Qué mide realmente la volatilidad

Si observamos \(n\) rendimientos periódicos \(r_1,\ldots,r_n\), su volatilidad muestral puede expresarse como:

\[ s = \sqrt{\frac{1}{n-1}\sum_{t=1}^{n}(r_t-\bar r)^2} \tag{1}\]

La fórmula mide la dispersión de los rendimientos alrededor de su media. Tanto las observaciones superiores como las inferiores a esa media contribuyen al cálculo. Un resultado inesperadamente favorable también aumenta la volatilidad.

La cifra depende de decisiones previas que conviene hacer visibles:

  • qué rendimiento se utiliza —simple o logarítmico—;
  • con qué frecuencia se observa —diaria, mensual o anual—;
  • qué periodo forma la muestra;
  • si la estimación es histórica, implícita o procedente de un modelo;
  • y cómo se transforma cuando queremos expresarla para otro horizonte.

Por tanto, «una volatilidad del 12 %» todavía es una descripción incompleta si desconocemos la convención y el periodo a los que se refiere.

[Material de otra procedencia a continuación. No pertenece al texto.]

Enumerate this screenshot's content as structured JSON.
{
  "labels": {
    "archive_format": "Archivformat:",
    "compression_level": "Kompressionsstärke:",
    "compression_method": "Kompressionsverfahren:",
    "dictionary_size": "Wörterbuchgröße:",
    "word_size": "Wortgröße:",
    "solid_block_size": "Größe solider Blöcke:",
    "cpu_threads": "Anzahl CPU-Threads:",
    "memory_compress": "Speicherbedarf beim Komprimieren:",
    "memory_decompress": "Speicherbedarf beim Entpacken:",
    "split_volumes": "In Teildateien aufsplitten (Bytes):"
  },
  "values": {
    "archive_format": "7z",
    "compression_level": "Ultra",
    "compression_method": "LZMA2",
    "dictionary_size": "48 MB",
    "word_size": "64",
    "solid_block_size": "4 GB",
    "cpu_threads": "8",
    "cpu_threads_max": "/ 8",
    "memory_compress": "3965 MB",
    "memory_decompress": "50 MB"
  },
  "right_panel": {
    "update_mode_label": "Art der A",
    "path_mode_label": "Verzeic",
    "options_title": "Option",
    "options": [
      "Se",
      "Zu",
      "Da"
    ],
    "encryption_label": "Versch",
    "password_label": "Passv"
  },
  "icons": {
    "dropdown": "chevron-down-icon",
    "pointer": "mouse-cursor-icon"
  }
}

Por qué es una medida tan útil

La crítica a una equivalencia excesiva no exige renunciar a la volatilidad. Su éxito tiene buenas razones.

Resume muchas observaciones en una unidad comparable, entra de forma natural en el análisis de covarianzas y permite estudiar cómo se combina la dispersión de distintos activos dentro de una cartera. El trabajo de Markowitz formalizó la selección de carteras relacionando rendimiento esperado y varianza, sin reducir la decisión a la rentabilidad media (Markowitz, 1952).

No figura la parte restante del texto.